Nel 1970 è eletta Consigliere al Comune di Monza. Dopo un periodo come capogruppo, entra in Giunta come vicesindaco e assessore ai servizi sociali.

Maria Paola Colombo Svevo non ha in realtà rinunciato a niente di quello che significa “essere donna”. Sposata e madre di quattro figli, laureata in Scienze politiche alla Cattolica a Milano, vicesindaco di Monza, poi assessore ai servizi sociali della Regione Lombardia, senatrice della Repubblica e parlamentare europea nelle liste della Democrazia cristiana e poi del Partito popolare, con il costante impegno verso il sociale e la famiglia, la tutela delle donne e del lavoro femminile.

Faceva parte di quel gruppo delle “lombarde” tenaci, “truppe d’assalto, macchine da guerra” che negli anni Settanta costituirono il nucleo femminile e femminista ante litteram delle donne cattoliche. Anni che “dal basso”, dalla vera scuola della politica imparata sul campo, portarono Maria Paola a Roma a confrontarsi con calibri di donne impegnate nelle file della Democrazia cristiana come Tina Anselmi, Lidia Menapace, Franca Falcucci, Rosa Russo Jervolino, Silvia Costa: donne che, approdate a Roma dopo interminabili riunioni ed elezioni locali, trovarono un clima ostile e reticente al loro ingresso in un mondo di prerogative e privilegi maschili. E le lotte, le rivendicazioni per avere un ruolo nella Democrazia cristiana in piena era “Balena bianca”, dovevano essere veramente dure: tra sarcasmo e sufficienza, se non indignazione, per la pretesa di queste donne di avere voce su diritto di famiglia e diritti paritari sul lavoro, femmine tenacemente autoritarie per ritagliarsi quel ruolo guadagnato con elezioni democratiche. 

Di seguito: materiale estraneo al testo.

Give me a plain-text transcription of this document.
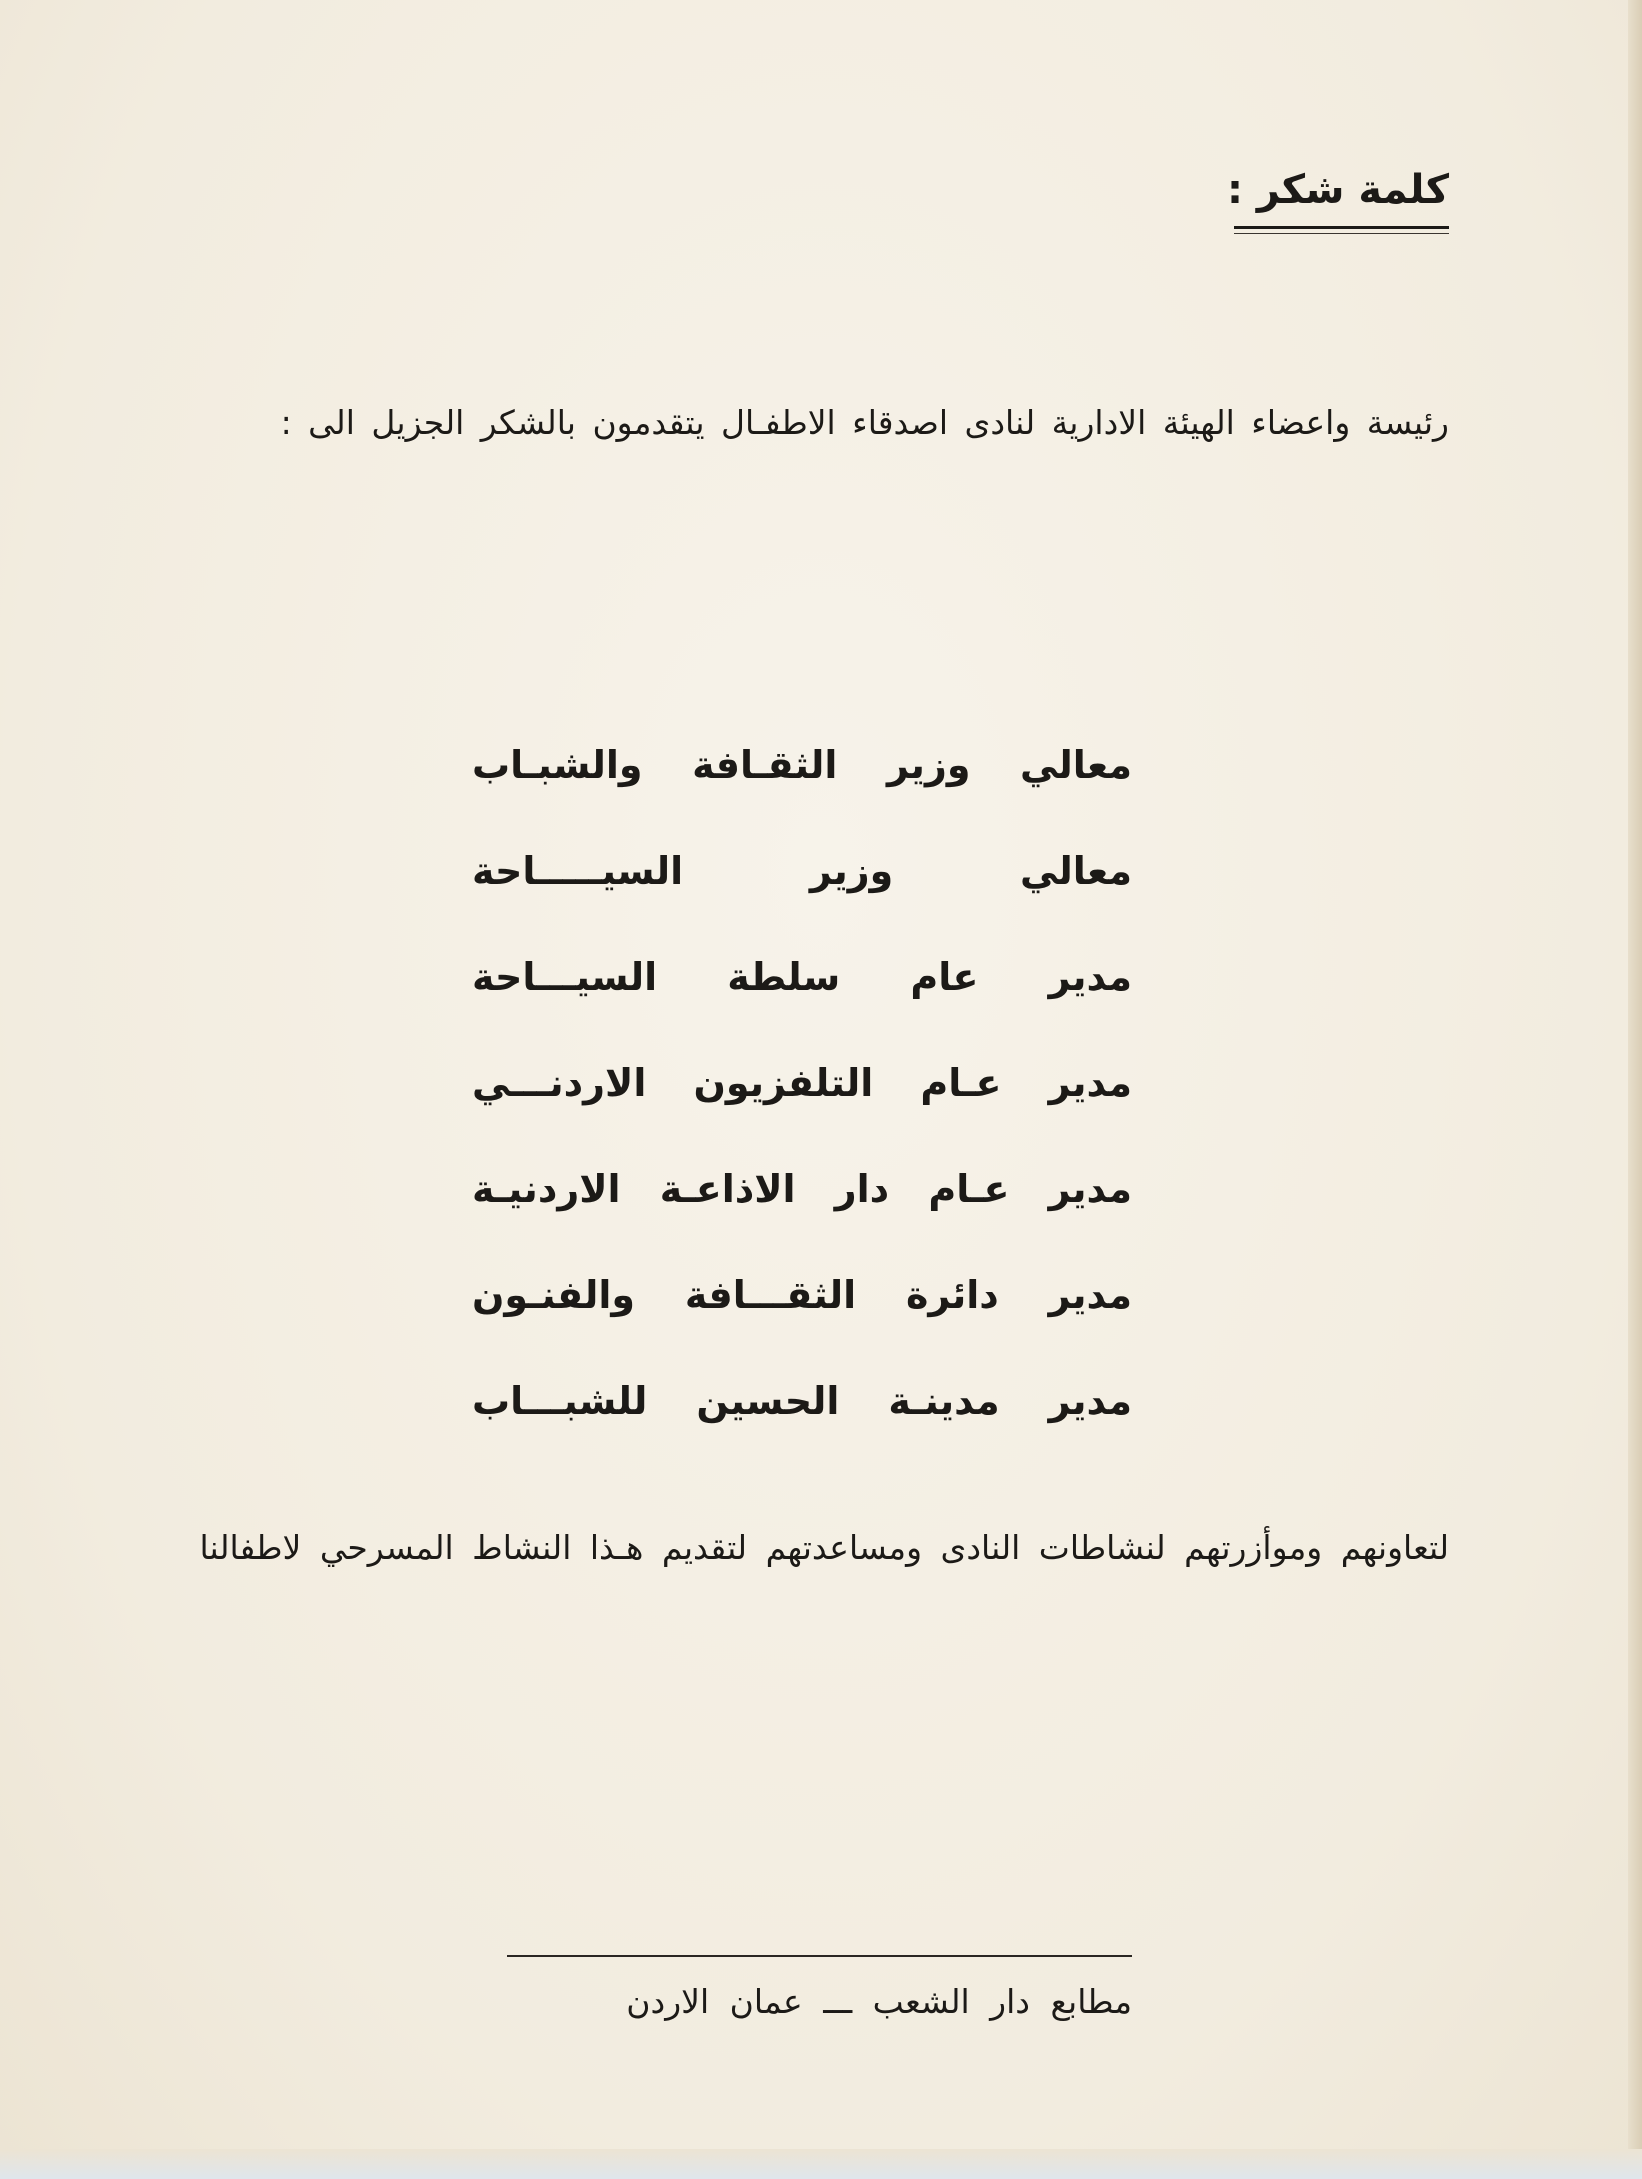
كلمة شكر :

رئيسة واعضاء الهيئة الادارية لنادى اصدقاء الاطفـال يتقدمون بالشكر الجزيل الى :

معالي وزير الثقـافة والشبـاب
معالي وزير السيـــــاحة
مدير عام سلطة السيـــاحة
مدير عـام التلفزيون الاردنـــي
مدير عـام دار الاذاعـة الاردنيـة
مدير دائرة الثقـــافة والفنـون
مدير مدينـة الحسين للشبـــاب

لتعاونهم وموأزرتهم لنشاطات النادى ومساعدتهم لتقديم هـذا النشاط المسرحي لاطفالنا

مطابع دار الشعب ـــ عمان الاردن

Eletta consigliere alla Regione Lombardia nel 1975, dal 1980 al 1983 è assessore ai Servizi sociali. Come si vede dall’immagine è l’unica donna del gruppo consiliare Dc.

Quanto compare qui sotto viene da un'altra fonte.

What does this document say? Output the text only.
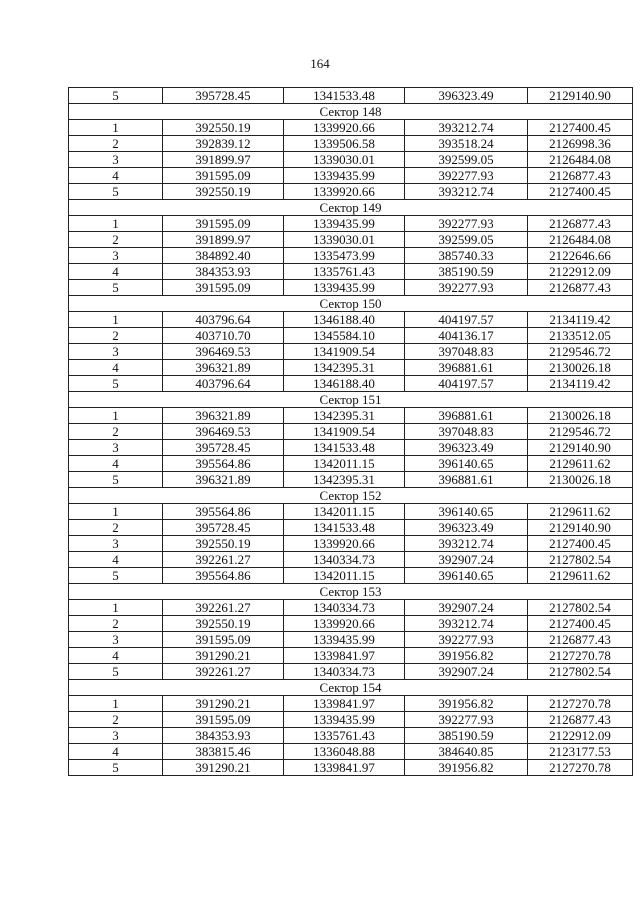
164
5	395728.45	1341533.48	396323.49	2129140.90
Сектор 148				
1	392550.19	1339920.66	393212.74	2127400.45
2	392839.12	1339506.58	393518.24	2126998.36
3	391899.97	1339030.01	392599.05	2126484.08
4	391595.09	1339435.99	392277.93	2126877.43
5	392550.19	1339920.66	393212.74	2127400.45
Сектор 149				
1	391595.09	1339435.99	392277.93	2126877.43
2	391899.97	1339030.01	392599.05	2126484.08
3	384892.40	1335473.99	385740.33	2122646.66
4	384353.93	1335761.43	385190.59	2122912.09
5	391595.09	1339435.99	392277.93	2126877.43
Сектор 150				
1	403796.64	1346188.40	404197.57	2134119.42
2	403710.70	1345584.10	404136.17	2133512.05
3	396469.53	1341909.54	397048.83	2129546.72
4	396321.89	1342395.31	396881.61	2130026.18
5	403796.64	1346188.40	404197.57	2134119.42
Сектор 151				
1	396321.89	1342395.31	396881.61	2130026.18
2	396469.53	1341909.54	397048.83	2129546.72
3	395728.45	1341533.48	396323.49	2129140.90
4	395564.86	1342011.15	396140.65	2129611.62
5	396321.89	1342395.31	396881.61	2130026.18
Сектор 152				
1	395564.86	1342011.15	396140.65	2129611.62
2	395728.45	1341533.48	396323.49	2129140.90
3	392550.19	1339920.66	393212.74	2127400.45
4	392261.27	1340334.73	392907.24	2127802.54
5	395564.86	1342011.15	396140.65	2129611.62
Сектор 153				
1	392261.27	1340334.73	392907.24	2127802.54
2	392550.19	1339920.66	393212.74	2127400.45
3	391595.09	1339435.99	392277.93	2126877.43
4	391290.21	1339841.97	391956.82	2127270.78
5	392261.27	1340334.73	392907.24	2127802.54
Сектор 154				
1	391290.21	1339841.97	391956.82	2127270.78
2	391595.09	1339435.99	392277.93	2126877.43
3	384353.93	1335761.43	385190.59	2122912.09
4	383815.46	1336048.88	384640.85	2123177.53
5	391290.21	1339841.97	391956.82	2127270.78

Uscire da posizioni statiche di un “partitone” superconservatore in ogni campo, in anni bollenti durante i quali si votavano leggi come quella sul divorzio, laceranti per i cattolici ma chieste a gran voce da un’opinione pubblica in fermento. Anni di tensioni e terrorismo durante i quali Maria Paola cerca costantemente il contatto con il suo territorio e ascolta attraverso le “sue antenne” le richieste dei suoi elettori, che parlano del bisogno di assistenza per i più deboli, di aiuto per le famiglie, di asili nido sempre insufficienti, di discriminazioni sul lavoro femminile, di salari più bassi per le donne… Sembra che niente sia cambiato in oltre quarant’anni di rivendicazioni. 

Maria Paola Colombo Svevo interviene nel corso di una seduta plenaria a Bruxelles, 1996 (foto Multimedia Centre, Parlamento europeo)

Colombo Svevo fu anche artefice di un dialogo continuo con le colleghe parlamentari del fronte “avversario”, quel Partito comunista che rappresentava il secondo “partitone” di un paese lacerato da assassini politici a fine anni Settanta e Ottanta (Moro, Bachelet, Mattarella, La Torre), terremoto dell’Irpinia, crisi della Fiat e licenziamenti, tensioni sociali e attentati che percorsero l’Italia con un fiume di sangue.

Livia Turco ricorda i contatti con la Maria Paola vissuti “come un evento all’interno del Pci”, in particolare l’incontro con le donne della Coldiretti.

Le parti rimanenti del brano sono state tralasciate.